For the second time in the last two months, the Federal Trade Commission is accusing a state of pursuing appraisal fee laws that could restrict price competition and violate federal antitrust laws.
At the end of May, the FTC filed a complaint against the Louisiana Real Estate Appraisal Board, the regulatory body that oversees property appraisals in the state, accusing the group of “unreasonably restraining price competition for appraisal services in Louisiana” by stipulating that appraisal management companies must follow the state’s established policies for the fees that AMCs pay to appraisers.
Now, North Carolina is in the FTC’s crosshairs.
The North Carolina General Assembly is currently considering a bill that would establish a single method for determining how the state’s appraisers are paid based on “academic studies, government fee surveys, and independent private sector surveys,” rather than allowing the fees to be set by market competition.
In response to a request from North Carolina Assistant Attorney General Roberta Ouellette, the FTC’s Office of Policy Planning, Bureau of Competition and Bureau of Economics issued a comment on the North Carolina bill.
According to the FTC, North Carolina’s proposed legislation carries many of the same issues as the laws in Louisiana.
In its comment, the FTC states that the bill’s method for establishing appraisal fees “is not mandated by – and, in fact, may be inconsistent with – federal law.”
The FTC also suggests that the bill “may have the effect of displacing competition for the setting of appraisal fees and ultimately harming consumers in the form of higher prices.”
As with Louisiana’s rules, the FTC claims that North Carolina’s proposed legislation goes well beyond the rules established in the Dodd-Frank Wall Street Reform and Consumer Protection Act, which require appraisal management companies to pay “a rate that is customary and reasonable for appraisal services performed in the market area of the property being appraised.”
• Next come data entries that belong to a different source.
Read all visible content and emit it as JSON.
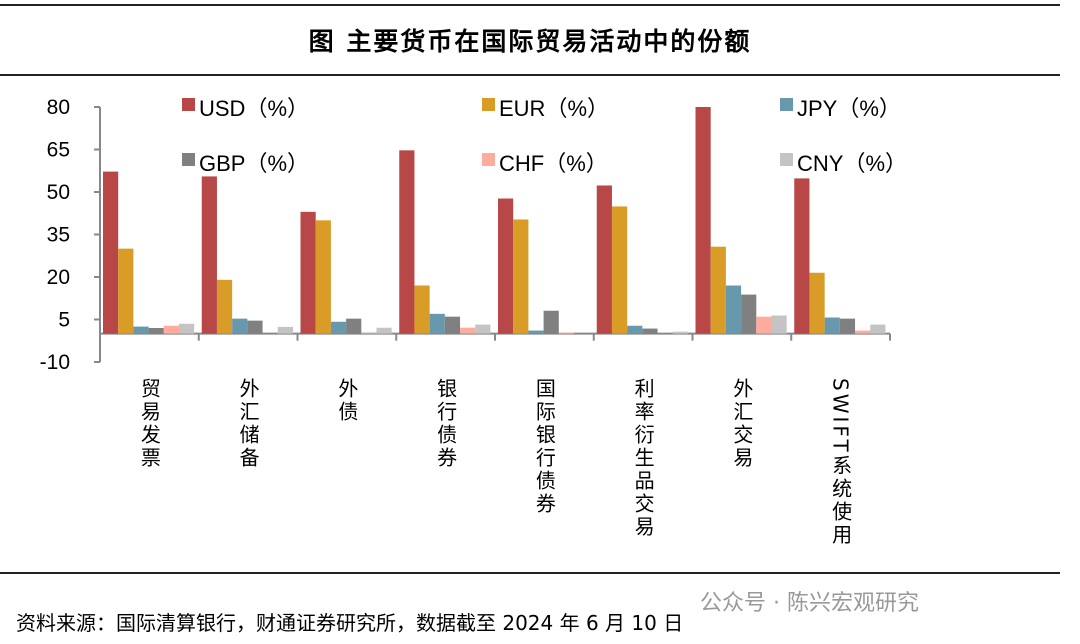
{
  "title": "图  主要货币在国际贸易活动中的份额",
  "source": "资料来源：国际清算银行，财通证券研究所，数据截至 2024 年 6 月 10 日",
  "watermark": "公众号 · 陈兴宏观研究",
  "chart_data": {
    "type": "bar",
    "title": "图  主要货币在国际贸易活动中的份额",
    "categories": [
      "贸易发票",
      "外汇储备",
      "外债",
      "银行债券",
      "国际银行债券",
      "利率衍生品交易",
      "外汇交易",
      "SWIFT系统使用"
    ],
    "ylim": [
      -10,
      80
    ],
    "yticks": [
      80,
      65,
      50,
      35,
      20,
      5,
      -10
    ],
    "grid": false,
    "legend": "top",
    "series": [
      {
        "name": "USD（%）",
        "color": "#b84747",
        "values": [
          57.2,
          55.5,
          43,
          64.7,
          47.7,
          52.3,
          80,
          54.8
        ]
      },
      {
        "name": "EUR（%）",
        "color": "#d99c26",
        "values": [
          30,
          19,
          40,
          17,
          40.3,
          44.9,
          30.7,
          21.5
        ]
      },
      {
        "name": "JPY（%）",
        "color": "#6898ab",
        "values": [
          2.5,
          5.3,
          4.2,
          7,
          1.1,
          2.8,
          17,
          5.7
        ]
      },
      {
        "name": "GBP（%）",
        "color": "#808080",
        "values": [
          2,
          4.6,
          5.3,
          6,
          8.1,
          1.8,
          13.8,
          5.3
        ]
      },
      {
        "name": "CHF（%）",
        "color": "#ffab9e",
        "values": [
          2.8,
          0,
          0.3,
          2.1,
          0.4,
          0,
          6,
          1.1
        ]
      },
      {
        "name": "CNY（%）",
        "color": "#c4c4c4",
        "values": [
          3.5,
          2.4,
          2.1,
          3.2,
          0,
          0.7,
          6.4,
          3.2
        ]
      }
    ]
  }
}
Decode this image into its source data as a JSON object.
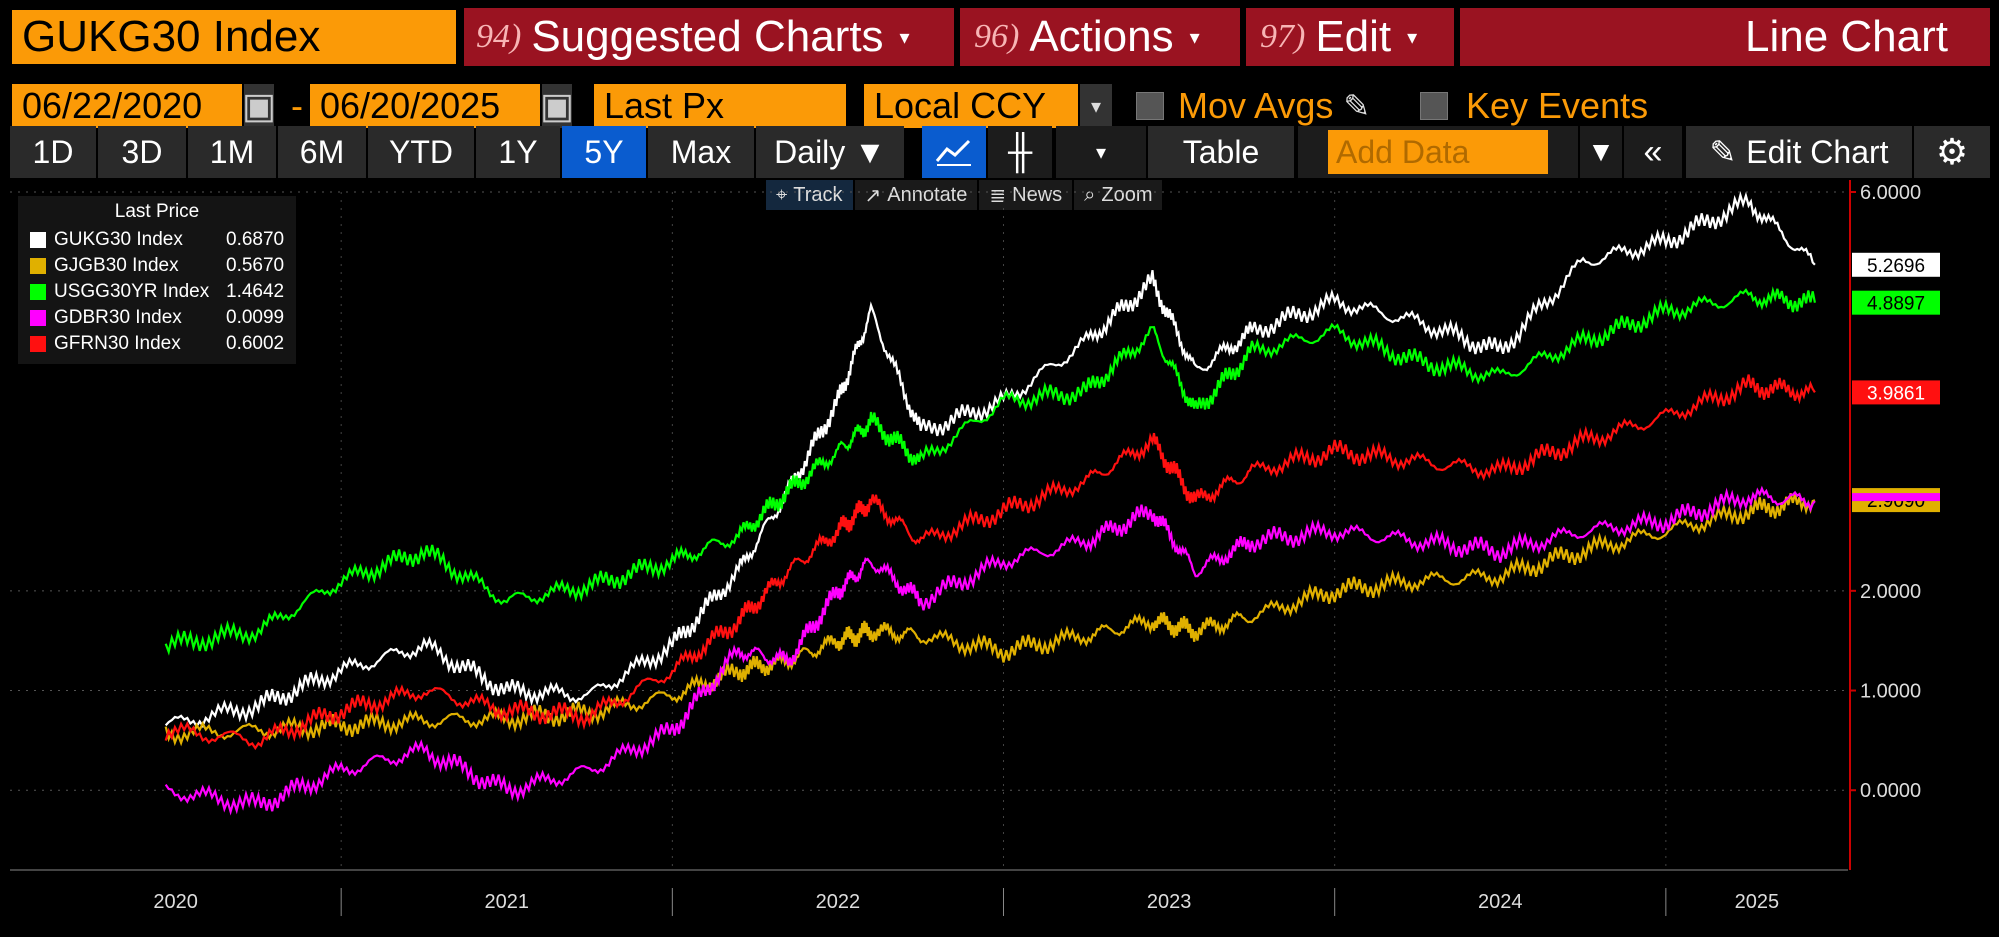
{
  "toolbar": {
    "ticker": "GUKG30 Index",
    "suggested": {
      "num": "94)",
      "label": "Suggested Charts"
    },
    "actions": {
      "num": "96)",
      "label": "Actions"
    },
    "edit": {
      "num": "97)",
      "label": "Edit"
    },
    "chart_type": "Line Chart",
    "caret": "▾"
  },
  "controls": {
    "start_date": "06/22/2020",
    "dash": "-",
    "end_date": "06/20/2025",
    "field": "Last Px",
    "currency": "Local CCY",
    "mov_avgs": "Mov Avgs",
    "key_events": "Key Events"
  },
  "ranges": [
    "1D",
    "3D",
    "1M",
    "6M",
    "YTD",
    "1Y",
    "5Y",
    "Max"
  ],
  "active_range": "5Y",
  "periodicity": "Daily ▼",
  "table_label": "Table",
  "add_data_placeholder": "Add Data",
  "edit_chart": "Edit Chart",
  "subtools": [
    "Track",
    "Annotate",
    "News",
    "Zoom"
  ],
  "legend": {
    "header": "Last Price",
    "items": [
      {
        "name": "GUKG30 Index",
        "value": "0.6870",
        "color": "#ffffff"
      },
      {
        "name": "GJGB30 Index",
        "value": "0.5670",
        "color": "#e0b000"
      },
      {
        "name": "USGG30YR Index",
        "value": "1.4642",
        "color": "#00ff00"
      },
      {
        "name": "GDBR30 Index",
        "value": "0.0099",
        "color": "#ff00ff"
      },
      {
        "name": "GFRN30 Index",
        "value": "0.6002",
        "color": "#ff1010"
      }
    ]
  },
  "chart_data": {
    "type": "line",
    "ylim": [
      -0.8,
      6.0
    ],
    "y_ticks": [
      "6.0000",
      "2.0000",
      "1.0000",
      "0.0000"
    ],
    "x_ticks": [
      "2020",
      "2021",
      "2022",
      "2023",
      "2024",
      "2025"
    ],
    "series": [
      {
        "name": "GUKG30 Index",
        "color": "#ffffff",
        "last": "5.2696",
        "x": [
          2020.47,
          2020.75,
          2021.0,
          2021.25,
          2021.5,
          2021.75,
          2022.0,
          2022.2,
          2022.35,
          2022.5,
          2022.6,
          2022.75,
          2023.0,
          2023.25,
          2023.45,
          2023.58,
          2023.75,
          2024.0,
          2024.25,
          2024.5,
          2024.75,
          2025.0,
          2025.25,
          2025.45
        ],
        "y": [
          0.65,
          0.85,
          1.2,
          1.45,
          1.0,
          0.95,
          1.45,
          2.2,
          3.0,
          3.9,
          4.8,
          3.6,
          3.9,
          4.5,
          5.1,
          4.2,
          4.6,
          4.9,
          4.7,
          4.4,
          5.3,
          5.5,
          5.9,
          5.27
        ]
      },
      {
        "name": "GJGB30 Index",
        "color": "#e0b000",
        "last": "2.9090",
        "x": [
          2020.47,
          2020.75,
          2021.0,
          2021.25,
          2021.5,
          2021.75,
          2022.0,
          2022.2,
          2022.35,
          2022.5,
          2022.6,
          2022.75,
          2023.0,
          2023.25,
          2023.45,
          2023.58,
          2023.75,
          2024.0,
          2024.25,
          2024.5,
          2024.75,
          2025.0,
          2025.25,
          2025.45
        ],
        "y": [
          0.57,
          0.6,
          0.65,
          0.7,
          0.72,
          0.78,
          0.95,
          1.2,
          1.3,
          1.5,
          1.6,
          1.55,
          1.4,
          1.55,
          1.7,
          1.6,
          1.75,
          2.0,
          2.1,
          2.15,
          2.4,
          2.6,
          2.8,
          2.91
        ]
      },
      {
        "name": "USGG30YR Index",
        "color": "#00ff00",
        "last": "4.8897",
        "x": [
          2020.47,
          2020.75,
          2021.0,
          2021.25,
          2021.5,
          2021.75,
          2022.0,
          2022.2,
          2022.35,
          2022.5,
          2022.6,
          2022.75,
          2023.0,
          2023.25,
          2023.45,
          2023.58,
          2023.75,
          2024.0,
          2024.25,
          2024.5,
          2024.75,
          2025.0,
          2025.25,
          2025.45
        ],
        "y": [
          1.45,
          1.6,
          2.1,
          2.4,
          1.9,
          2.05,
          2.3,
          2.55,
          3.0,
          3.4,
          3.7,
          3.3,
          3.9,
          4.0,
          4.6,
          3.8,
          4.4,
          4.6,
          4.3,
          4.15,
          4.5,
          4.8,
          4.95,
          4.89
        ]
      },
      {
        "name": "GDBR30 Index",
        "color": "#ff00ff",
        "last": "",
        "x": [
          2020.47,
          2020.75,
          2021.0,
          2021.25,
          2021.5,
          2021.75,
          2022.0,
          2022.2,
          2022.35,
          2022.5,
          2022.6,
          2022.75,
          2023.0,
          2023.25,
          2023.45,
          2023.58,
          2023.75,
          2024.0,
          2024.25,
          2024.5,
          2024.75,
          2025.0,
          2025.25,
          2025.45
        ],
        "y": [
          0.0,
          -0.15,
          0.2,
          0.4,
          0.0,
          0.2,
          0.6,
          1.4,
          1.3,
          2.0,
          2.3,
          1.9,
          2.3,
          2.5,
          2.8,
          2.2,
          2.5,
          2.6,
          2.5,
          2.4,
          2.6,
          2.7,
          2.95,
          2.9
        ]
      },
      {
        "name": "GFRN30 Index",
        "color": "#ff1010",
        "last": "3.9861",
        "x": [
          2020.47,
          2020.75,
          2021.0,
          2021.25,
          2021.5,
          2021.75,
          2022.0,
          2022.2,
          2022.35,
          2022.5,
          2022.6,
          2022.75,
          2023.0,
          2023.25,
          2023.45,
          2023.58,
          2023.75,
          2024.0,
          2024.25,
          2024.5,
          2024.75,
          2025.0,
          2025.25,
          2025.45
        ],
        "y": [
          0.6,
          0.5,
          0.8,
          1.0,
          0.8,
          0.75,
          1.2,
          1.7,
          2.2,
          2.6,
          2.9,
          2.5,
          2.8,
          3.1,
          3.5,
          2.9,
          3.2,
          3.4,
          3.3,
          3.2,
          3.5,
          3.75,
          4.05,
          3.99
        ]
      }
    ]
  }
}
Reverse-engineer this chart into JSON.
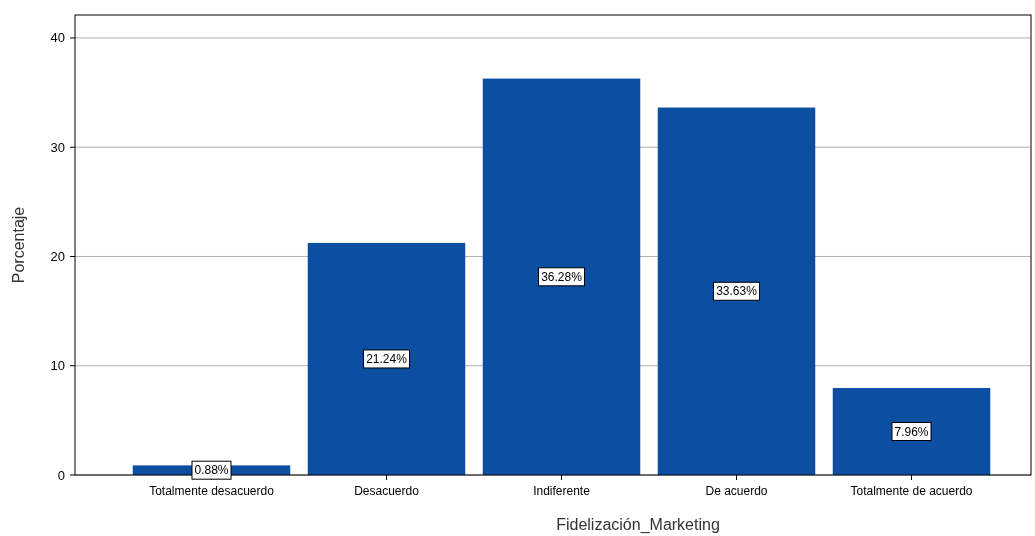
{
  "chart_data": {
    "type": "bar",
    "xlabel": "Fidelización_Marketing",
    "ylabel": "Porcentaje",
    "categories": [
      "Totalmente desacuerdo",
      "Desacuerdo",
      "Indiferente",
      "De acuerdo",
      "Totalmente de acuerdo"
    ],
    "values": [
      0.88,
      21.24,
      36.28,
      33.63,
      7.96
    ],
    "value_labels": [
      "0.88%",
      "21.24%",
      "36.28%",
      "33.63%",
      "7.96%"
    ],
    "color": "#0b4ea2",
    "ylim": [
      0,
      42.1
    ],
    "yticks": [
      0,
      10,
      20,
      30,
      40
    ],
    "grid": "y"
  }
}
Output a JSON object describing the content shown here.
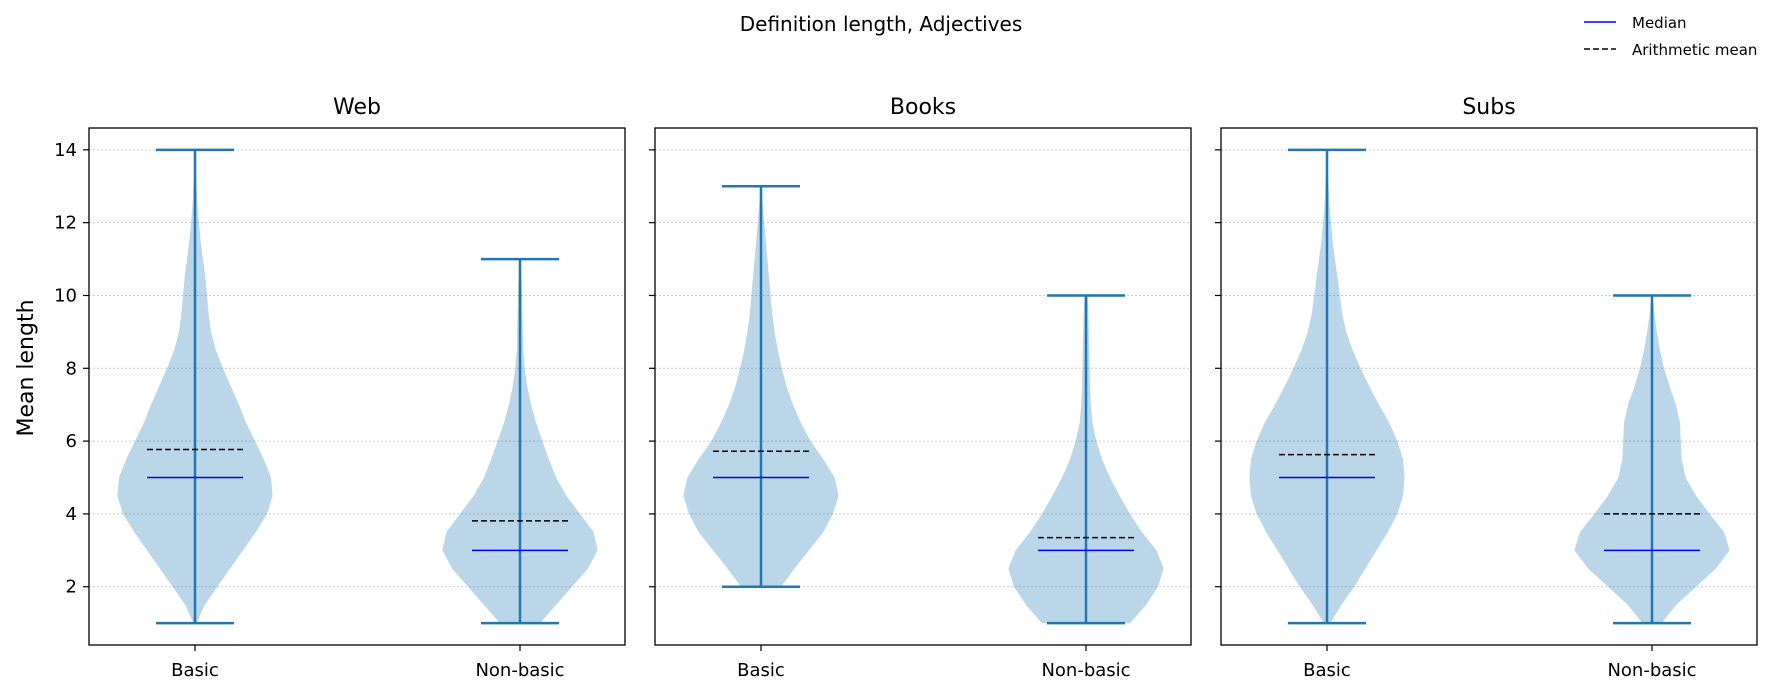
{
  "figure": {
    "suptitle": "Definition length, Adjectives",
    "ylabel": "Mean length"
  },
  "legend": {
    "placement": "top-right",
    "items": [
      {
        "label": "Median",
        "style": "solid",
        "color": "#0000ff"
      },
      {
        "label": "Arithmetic mean",
        "style": "dashed",
        "color": "#000000"
      }
    ]
  },
  "colors": {
    "violin_fill": "#1f77b4",
    "violin_line": "#1f77b4",
    "median": "#0000ff",
    "mean": "#000000",
    "grid": "#cccccc"
  },
  "chart_data": [
    {
      "type": "violin",
      "title": "Web",
      "categories": [
        "Basic",
        "Non-basic"
      ],
      "ylim": [
        0.4,
        14.6
      ],
      "yticks": [
        2,
        4,
        6,
        8,
        10,
        12,
        14
      ],
      "grid": "y-dotted",
      "violins": [
        {
          "category": "Basic",
          "min": 1,
          "max": 14,
          "median": 5,
          "mean": 5.77,
          "profile": [
            [
              1,
              0.02
            ],
            [
              1.5,
              0.12
            ],
            [
              2,
              0.28
            ],
            [
              2.5,
              0.44
            ],
            [
              3,
              0.6
            ],
            [
              3.5,
              0.76
            ],
            [
              4,
              0.9
            ],
            [
              4.5,
              0.97
            ],
            [
              5,
              0.95
            ],
            [
              5.5,
              0.86
            ],
            [
              6,
              0.75
            ],
            [
              6.5,
              0.64
            ],
            [
              7,
              0.55
            ],
            [
              7.5,
              0.45
            ],
            [
              8,
              0.35
            ],
            [
              8.5,
              0.26
            ],
            [
              9,
              0.2
            ],
            [
              9.5,
              0.17
            ],
            [
              10,
              0.15
            ],
            [
              10.5,
              0.13
            ],
            [
              11,
              0.1
            ],
            [
              11.5,
              0.07
            ],
            [
              12,
              0.05
            ],
            [
              12.5,
              0.03
            ],
            [
              13,
              0.02
            ],
            [
              13.5,
              0.01
            ],
            [
              14,
              0.005
            ]
          ]
        },
        {
          "category": "Non-basic",
          "min": 1,
          "max": 11,
          "median": 3,
          "mean": 3.81,
          "profile": [
            [
              1,
              0.25
            ],
            [
              1.5,
              0.45
            ],
            [
              2,
              0.65
            ],
            [
              2.5,
              0.85
            ],
            [
              3,
              0.97
            ],
            [
              3.5,
              0.92
            ],
            [
              4,
              0.75
            ],
            [
              4.5,
              0.58
            ],
            [
              5,
              0.45
            ],
            [
              5.5,
              0.36
            ],
            [
              6,
              0.28
            ],
            [
              6.5,
              0.2
            ],
            [
              7,
              0.14
            ],
            [
              7.5,
              0.09
            ],
            [
              8,
              0.06
            ],
            [
              8.5,
              0.04
            ],
            [
              9,
              0.035
            ],
            [
              9.5,
              0.03
            ],
            [
              10,
              0.025
            ],
            [
              10.5,
              0.02
            ],
            [
              11,
              0.01
            ]
          ]
        }
      ]
    },
    {
      "type": "violin",
      "title": "Books",
      "categories": [
        "Basic",
        "Non-basic"
      ],
      "ylim": [
        0.4,
        14.6
      ],
      "yticks": [
        2,
        4,
        6,
        8,
        10,
        12,
        14
      ],
      "grid": "y-dotted",
      "violins": [
        {
          "category": "Basic",
          "min": 2,
          "max": 13,
          "median": 5,
          "mean": 5.72,
          "profile": [
            [
              2,
              0.25
            ],
            [
              2.5,
              0.42
            ],
            [
              3,
              0.6
            ],
            [
              3.5,
              0.78
            ],
            [
              4,
              0.9
            ],
            [
              4.5,
              0.97
            ],
            [
              5,
              0.92
            ],
            [
              5.5,
              0.78
            ],
            [
              6,
              0.62
            ],
            [
              6.5,
              0.5
            ],
            [
              7,
              0.4
            ],
            [
              7.5,
              0.32
            ],
            [
              8,
              0.26
            ],
            [
              8.5,
              0.21
            ],
            [
              9,
              0.17
            ],
            [
              9.5,
              0.14
            ],
            [
              10,
              0.12
            ],
            [
              10.5,
              0.1
            ],
            [
              11,
              0.08
            ],
            [
              11.5,
              0.06
            ],
            [
              12,
              0.04
            ],
            [
              12.5,
              0.02
            ],
            [
              13,
              0.01
            ]
          ]
        },
        {
          "category": "Non-basic",
          "min": 1,
          "max": 10,
          "median": 3,
          "mean": 3.35,
          "profile": [
            [
              1,
              0.55
            ],
            [
              1.5,
              0.75
            ],
            [
              2,
              0.9
            ],
            [
              2.5,
              0.97
            ],
            [
              3,
              0.88
            ],
            [
              3.5,
              0.7
            ],
            [
              4,
              0.55
            ],
            [
              4.5,
              0.42
            ],
            [
              5,
              0.3
            ],
            [
              5.5,
              0.2
            ],
            [
              6,
              0.13
            ],
            [
              6.5,
              0.08
            ],
            [
              7,
              0.06
            ],
            [
              7.5,
              0.05
            ],
            [
              8,
              0.045
            ],
            [
              8.5,
              0.04
            ],
            [
              9,
              0.035
            ],
            [
              9.5,
              0.03
            ],
            [
              10,
              0.02
            ]
          ]
        }
      ]
    },
    {
      "type": "violin",
      "title": "Subs",
      "categories": [
        "Basic",
        "Non-basic"
      ],
      "ylim": [
        0.4,
        14.6
      ],
      "yticks": [
        2,
        4,
        6,
        8,
        10,
        12,
        14
      ],
      "grid": "y-dotted",
      "violins": [
        {
          "category": "Basic",
          "min": 1,
          "max": 14,
          "median": 5,
          "mean": 5.63,
          "profile": [
            [
              1,
              0.04
            ],
            [
              1.5,
              0.18
            ],
            [
              2,
              0.34
            ],
            [
              2.5,
              0.48
            ],
            [
              3,
              0.62
            ],
            [
              3.5,
              0.76
            ],
            [
              4,
              0.88
            ],
            [
              4.5,
              0.95
            ],
            [
              5,
              0.97
            ],
            [
              5.5,
              0.95
            ],
            [
              6,
              0.88
            ],
            [
              6.5,
              0.78
            ],
            [
              7,
              0.65
            ],
            [
              7.5,
              0.53
            ],
            [
              8,
              0.42
            ],
            [
              8.5,
              0.32
            ],
            [
              9,
              0.24
            ],
            [
              9.5,
              0.19
            ],
            [
              10,
              0.16
            ],
            [
              10.5,
              0.13
            ],
            [
              11,
              0.1
            ],
            [
              11.5,
              0.07
            ],
            [
              12,
              0.05
            ],
            [
              12.5,
              0.03
            ],
            [
              13,
              0.02
            ],
            [
              13.5,
              0.01
            ],
            [
              14,
              0.005
            ]
          ]
        },
        {
          "category": "Non-basic",
          "min": 1,
          "max": 10,
          "median": 3,
          "mean": 4.0,
          "profile": [
            [
              1,
              0.12
            ],
            [
              1.5,
              0.3
            ],
            [
              2,
              0.55
            ],
            [
              2.5,
              0.8
            ],
            [
              3,
              0.97
            ],
            [
              3.5,
              0.9
            ],
            [
              4,
              0.72
            ],
            [
              4.5,
              0.55
            ],
            [
              5,
              0.42
            ],
            [
              5.5,
              0.37
            ],
            [
              6,
              0.36
            ],
            [
              6.5,
              0.35
            ],
            [
              7,
              0.3
            ],
            [
              7.5,
              0.22
            ],
            [
              8,
              0.15
            ],
            [
              8.5,
              0.1
            ],
            [
              9,
              0.06
            ],
            [
              9.5,
              0.03
            ],
            [
              10,
              0.01
            ]
          ]
        }
      ]
    }
  ]
}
The FTC states in its comment that it believes federal law does not require states to impose standards for customary and reasonable fees beyond what federal law provides, or to set customary and reasonable fees at any particular level.
But the FTC states that the North Carolina legislation (like the Louisiana law) establishes a specific price schedule for appraisal fees that is not reflective of the market.
According to the FTC, the North Carolina legislation establishes the following rules for paying appraisers (from the FTC comment):
The bill states that “[c]ompensation and offers of compensation provided to an appraiser shall be presumed reasonable” if the amounts are “reasonably related to recent rates paid by the consumer for comparable appraisal services performed in the geographic market of the property being appraised.”
The bill then states that “[r]ecent rates paid shall not include those amounts paid by appraisal management companies.”
The bill further states that “[c]ustomary and reasonable rates shall be based on objective third-party information, such as academic studies, government fee surveys, and independent private sector surveys.”
Finally, the bill requires the Board to “adopt rules necessary to enforce this subsection.”
Those rules carry a number of issues, the FTC said in its comment.
The bill, as structured, could “effectively preclude AMCs from negotiating market-based fees with appraisers,” the FTC said.
“We are concerned that this approach restricts free-market determination of appraisal fees and therefore may ultimately result in higher prices for consumers,” the FTC continues.
Additionally, one piece of the North Carolina legislation’s language could lead to appraisers being paid the full amount that buyers are charged for the appraisal, rather than AMCs taking a portion for their services.
“The bill also expands this definition to include ‘recent rates paid by the consumer.’ We question whether it is appropriate for appraisers to receive the full rate that the consumer pays,” the FTC said.
“Typically, the consumer pays for additional services beyond the appraisal (e.g., other services provided by the AMC), the costs of which might be recovered by the lender as a lump-sum fee for the loan,” the FTC continues. “Thus, this provision also might have the effect of inflating the prices paid by AMCs for appraisal services, above the levels that would otherwise exist in a competitive market.”
The FTC also states that if North Carolina begins dictating that AMCs use a fee survey as the basis for how they pay appraisers, the free market will be removed from any role in determining the price of appraisal services, and might inflate appraisal fees above competitive levels.
“In other states that have commissioned fee surveys, methodology issues have resulted in a report of appraisal fees that may not accurately reflect market rates, and may have been significantly higher than market rates,” the FTC states.
“These fees, when paid by AMCs, are then passed on to consumers,” the FTC continues. “Where surveys report only median or average fees, rather than a range, the surveys fail to account for the variability of appraisal circumstances and fluctuations in the real estate market.”
The FTC concludes its comment with a bit of a warning for North Carolina.
“We urge the North Carolina General Assembly to consider whether HB-829 will promote competition and benefit consumers,” the FTC states.
“We are concerned that, if HB-829 were enacted, real estate appraisal fees in North Carolina might not be based on competitively set market rates, and that AMCs – and, ultimately, consumers – might face higher prices for real estate appraisal services,” the FTC concludes. “As evidenced by the recent filing of the FTC Board Louisiana Complaint, we will continue to investigate and, where appropriate, recommend that the Commission challenge potentially anticompetitive actions by real estate appraisal boards.”